I’ve read a lot of books and watched lots of movies and shows about eating disorders, personal experiences, recovery tools, you name it. However, there’s a book unlike any of those; it's a shame that it's the only one. I’m talking about Roxane Gay’s “Hunger.”
Gay’s story is not one you usually hear. We typically hear stories about young, white women who have dealt with anorexia, who are skeletally thin, who are in treatment centers drinking Ensures and doing art therapy. These are the stories of some people, but there’s danger in a single story: it leaves out so many others.
Chimamanda Ngozi Adichie talks about the danger of the single story in her Ted Talk, saying “The problem with stereotypes is not that they are untrue, but that they are incomplete. They make one story become the only story.” This is the case with the eating disorder and body narratives we often see.

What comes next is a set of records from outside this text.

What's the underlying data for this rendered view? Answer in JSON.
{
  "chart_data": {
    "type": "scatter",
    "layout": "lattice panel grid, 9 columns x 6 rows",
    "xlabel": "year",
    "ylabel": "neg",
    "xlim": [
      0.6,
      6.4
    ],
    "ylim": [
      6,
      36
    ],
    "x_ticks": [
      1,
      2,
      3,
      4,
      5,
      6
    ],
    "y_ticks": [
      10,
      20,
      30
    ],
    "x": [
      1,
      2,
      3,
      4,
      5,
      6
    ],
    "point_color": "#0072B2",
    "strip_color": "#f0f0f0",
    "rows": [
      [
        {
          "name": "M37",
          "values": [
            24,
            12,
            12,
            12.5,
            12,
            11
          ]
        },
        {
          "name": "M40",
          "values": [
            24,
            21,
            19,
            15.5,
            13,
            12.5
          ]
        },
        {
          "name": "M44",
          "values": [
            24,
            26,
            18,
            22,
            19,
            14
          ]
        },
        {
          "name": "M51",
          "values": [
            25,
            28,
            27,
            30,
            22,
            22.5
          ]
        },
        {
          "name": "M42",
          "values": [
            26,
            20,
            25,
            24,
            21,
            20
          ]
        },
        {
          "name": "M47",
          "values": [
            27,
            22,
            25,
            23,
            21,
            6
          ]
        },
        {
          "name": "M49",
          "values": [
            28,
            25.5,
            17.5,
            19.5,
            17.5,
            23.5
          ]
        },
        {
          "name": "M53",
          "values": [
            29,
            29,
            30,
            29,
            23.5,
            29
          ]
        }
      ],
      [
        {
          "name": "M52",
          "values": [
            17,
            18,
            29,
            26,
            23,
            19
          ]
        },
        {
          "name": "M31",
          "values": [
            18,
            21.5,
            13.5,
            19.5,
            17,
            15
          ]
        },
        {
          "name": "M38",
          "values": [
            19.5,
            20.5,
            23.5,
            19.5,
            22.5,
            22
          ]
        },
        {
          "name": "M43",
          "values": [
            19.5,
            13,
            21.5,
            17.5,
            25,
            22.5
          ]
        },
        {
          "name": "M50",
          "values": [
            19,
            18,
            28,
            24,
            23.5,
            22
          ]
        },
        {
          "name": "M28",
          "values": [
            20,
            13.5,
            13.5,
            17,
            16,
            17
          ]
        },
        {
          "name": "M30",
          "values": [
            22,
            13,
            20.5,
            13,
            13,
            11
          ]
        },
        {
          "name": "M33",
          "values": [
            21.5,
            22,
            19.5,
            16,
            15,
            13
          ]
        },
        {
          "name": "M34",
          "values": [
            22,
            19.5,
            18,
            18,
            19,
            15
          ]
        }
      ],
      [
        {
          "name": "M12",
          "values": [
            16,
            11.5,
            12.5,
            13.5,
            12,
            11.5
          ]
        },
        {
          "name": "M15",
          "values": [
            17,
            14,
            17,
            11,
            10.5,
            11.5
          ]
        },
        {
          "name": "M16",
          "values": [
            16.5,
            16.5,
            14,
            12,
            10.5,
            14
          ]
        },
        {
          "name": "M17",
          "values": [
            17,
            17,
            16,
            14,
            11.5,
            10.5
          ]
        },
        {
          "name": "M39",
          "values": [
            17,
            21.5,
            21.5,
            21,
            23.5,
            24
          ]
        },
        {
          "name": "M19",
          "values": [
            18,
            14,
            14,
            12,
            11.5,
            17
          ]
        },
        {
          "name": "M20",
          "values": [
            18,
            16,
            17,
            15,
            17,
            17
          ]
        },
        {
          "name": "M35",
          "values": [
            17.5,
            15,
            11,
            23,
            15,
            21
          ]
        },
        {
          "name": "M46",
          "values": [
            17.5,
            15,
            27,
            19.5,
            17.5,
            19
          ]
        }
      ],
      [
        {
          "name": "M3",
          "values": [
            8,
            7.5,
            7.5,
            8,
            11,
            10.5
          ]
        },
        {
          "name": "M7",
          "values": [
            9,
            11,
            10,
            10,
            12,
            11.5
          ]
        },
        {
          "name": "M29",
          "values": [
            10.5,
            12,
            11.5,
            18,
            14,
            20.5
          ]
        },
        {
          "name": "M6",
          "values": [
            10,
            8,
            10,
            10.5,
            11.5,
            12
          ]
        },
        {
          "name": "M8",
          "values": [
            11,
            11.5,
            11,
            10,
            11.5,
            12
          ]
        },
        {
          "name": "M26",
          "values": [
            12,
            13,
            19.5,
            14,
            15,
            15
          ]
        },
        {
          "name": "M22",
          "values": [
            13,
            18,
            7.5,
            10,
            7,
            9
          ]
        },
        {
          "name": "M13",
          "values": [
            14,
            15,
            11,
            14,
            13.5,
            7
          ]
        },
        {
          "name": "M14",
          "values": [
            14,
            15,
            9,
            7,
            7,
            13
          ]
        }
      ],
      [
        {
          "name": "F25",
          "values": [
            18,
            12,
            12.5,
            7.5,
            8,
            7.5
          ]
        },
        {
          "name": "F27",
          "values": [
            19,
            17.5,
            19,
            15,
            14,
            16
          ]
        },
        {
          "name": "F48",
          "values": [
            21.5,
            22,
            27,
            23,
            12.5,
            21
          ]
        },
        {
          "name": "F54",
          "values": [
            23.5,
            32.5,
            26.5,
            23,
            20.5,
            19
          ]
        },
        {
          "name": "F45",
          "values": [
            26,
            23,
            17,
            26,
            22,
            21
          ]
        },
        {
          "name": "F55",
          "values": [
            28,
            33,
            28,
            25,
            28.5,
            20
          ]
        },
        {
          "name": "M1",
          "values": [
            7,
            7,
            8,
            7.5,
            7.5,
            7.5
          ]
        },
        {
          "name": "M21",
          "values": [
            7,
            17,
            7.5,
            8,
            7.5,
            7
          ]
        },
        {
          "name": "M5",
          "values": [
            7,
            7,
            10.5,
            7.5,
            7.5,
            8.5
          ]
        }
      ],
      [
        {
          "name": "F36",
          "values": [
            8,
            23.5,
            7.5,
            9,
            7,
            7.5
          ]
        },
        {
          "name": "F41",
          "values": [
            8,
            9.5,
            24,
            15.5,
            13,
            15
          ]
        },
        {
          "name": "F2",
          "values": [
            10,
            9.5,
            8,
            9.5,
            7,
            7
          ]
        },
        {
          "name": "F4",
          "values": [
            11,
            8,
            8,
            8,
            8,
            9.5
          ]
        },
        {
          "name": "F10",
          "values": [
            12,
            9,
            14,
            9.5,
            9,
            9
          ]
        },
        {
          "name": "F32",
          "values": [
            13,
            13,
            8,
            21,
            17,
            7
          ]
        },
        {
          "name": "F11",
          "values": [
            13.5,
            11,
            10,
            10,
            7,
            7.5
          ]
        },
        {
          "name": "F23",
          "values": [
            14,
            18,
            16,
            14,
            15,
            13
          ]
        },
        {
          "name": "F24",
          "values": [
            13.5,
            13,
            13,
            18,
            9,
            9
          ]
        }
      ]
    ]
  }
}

Gay, a black woman, was gang-raped at the age of 12 and spent many of her years eating and eating in hopes of becoming larger and less conventionally attractive. She ate and became bigger in order to feel safer. Despite her parents’ attempts to try to help her lose weight, Gay purposely gained it all back. However, she struggled with her body’s size. It’s not easy to live in a larger body, especially in a world with thin privilege.

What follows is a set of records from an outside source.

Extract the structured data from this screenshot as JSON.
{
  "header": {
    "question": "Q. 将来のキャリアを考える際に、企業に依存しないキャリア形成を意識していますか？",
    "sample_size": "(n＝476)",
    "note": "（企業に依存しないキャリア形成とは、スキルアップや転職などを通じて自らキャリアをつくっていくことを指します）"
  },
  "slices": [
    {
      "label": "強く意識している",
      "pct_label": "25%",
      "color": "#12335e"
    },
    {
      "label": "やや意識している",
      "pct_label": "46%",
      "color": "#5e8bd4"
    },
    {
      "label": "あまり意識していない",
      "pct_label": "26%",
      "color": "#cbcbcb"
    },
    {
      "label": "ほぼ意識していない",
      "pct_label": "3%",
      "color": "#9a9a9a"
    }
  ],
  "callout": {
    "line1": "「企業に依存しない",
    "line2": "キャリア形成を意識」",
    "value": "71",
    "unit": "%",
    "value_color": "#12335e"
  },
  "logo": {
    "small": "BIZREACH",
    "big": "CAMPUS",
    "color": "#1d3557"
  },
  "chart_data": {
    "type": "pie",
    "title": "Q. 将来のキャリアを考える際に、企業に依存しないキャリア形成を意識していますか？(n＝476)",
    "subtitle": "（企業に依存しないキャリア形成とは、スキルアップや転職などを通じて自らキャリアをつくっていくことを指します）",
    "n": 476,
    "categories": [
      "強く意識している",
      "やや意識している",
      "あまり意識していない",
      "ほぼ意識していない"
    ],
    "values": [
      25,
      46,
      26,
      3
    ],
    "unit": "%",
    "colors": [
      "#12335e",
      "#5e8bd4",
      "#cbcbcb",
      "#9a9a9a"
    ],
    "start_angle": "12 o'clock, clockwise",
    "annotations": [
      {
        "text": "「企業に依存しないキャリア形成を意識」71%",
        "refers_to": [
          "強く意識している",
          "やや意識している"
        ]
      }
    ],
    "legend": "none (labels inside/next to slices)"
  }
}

She has shame about her body and has realized she no longer needs to be fat (fat is a descriptor, not a bad word) in order to feel safe, but pulling back is harder than she expected.
She also argues that women, especially, are raised and conditioned to think that our bodies are a problem that need to be solved, something we need to lessen. That we need to discipline them with rules. We are told that we cannot be happy until we are thin -- no matter how successful we are -- and that by being thin, we are instantly happy, despite what else is going on in our lives. Being thin will, supposedly, make us wholly happy.

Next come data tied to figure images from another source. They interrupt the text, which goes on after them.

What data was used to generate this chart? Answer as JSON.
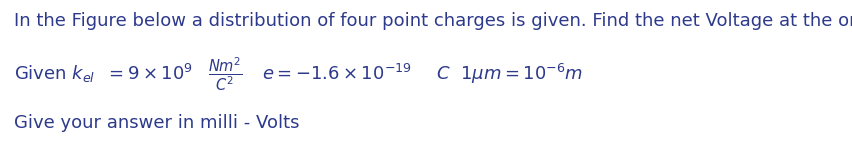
{
  "background_color": "#ffffff",
  "text_color": "#2d3a8c",
  "line1": "In the Figure below a distribution of four point charges is given. Find the net Voltage at the origin.",
  "line3": "Give your answer in milli - Volts",
  "fig_width": 8.52,
  "fig_height": 1.5,
  "dpi": 100,
  "font_size_main": 13.0,
  "font_size_formula": 13.0
}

Sigh. What a shame, what a lie, what a misconception this idea is. And Roxane Gay both knows and argues it.
This problem starts with the way we discuss and talk about our bodies with each other and with ourselves. We must drill into our heads the truth that someone who is fat is not always unhealthy, and vice versa. That the fact that people didn’t realize Gay was the keynote speaker because of her size is a problem. That a fat person can go into the doctor with a problem unrelated to his or her body or eating or exercise, and weight loss is the prescription. In that, the Hippocratic Oath apparently doesn’t apply to people who are fat. This frustrates me, and I have thin privilege. I can’t imagine how ostracized, misunderstood, and frustrated people facing body oppression feel.
I struggle sometimes with emotional eating and weight. I struggle with feeling validated in my experience with an eating disorder. In the eating disorder world, there’s a prevalent feeling of “not sick enough” that hits me hard, especially having so many friends who have struggled with their eating and bodies as well.
That’s one of the reasons why Gay’s book is so important. I hunger for stories like hers. I hunger for stories about weight gain and overeating and trauma. I’m entirely too full of stories about emaciated women in hospitals and specific details about how sick someone was. Those stories are important, but I’ve heard them too many times before.
I believe a major reason why stories like mine and Gay’s aren’t heard is because of the stigma and danger that comes from the single story narrative that leaves out so many demographics, including people of different weight ranges. Weight and weight loss have a genetic component that’s not discussed. People are scared their stories aren’t valid so they don’t tell them, and I totally get why. However, I feel we need to have the courage to break out of this small mold. It’s easier to talk about your story when it’s obvious and cookie-cutter and elicits validation and money from insurance companies and the general public. But that doesn’t make other stories less valid, especially since untreated and invalidated eating disorders can be so dangerous.
In addition, we have to keep in mind that our stories are so vastly different, from our family’s environmental and genetic histories, our personal traumas, our behaviors, our brain chemistry, the other ways we try to cope with our mental illness, et cetera. Eating disorders and mental illness and life do not play out the way we want them to, and we don’t have control over them. In other words, attempts at true comparison are futile and cannot be done accurately. There’s no point.
I try to remind myself of this. I struggle, believe me, but that does not make me a hypocrite -- that makes me human. I believe the same of you. Trying is such a valiant thing. It takes courage and fortitude. And we will come out stronger for having experienced it.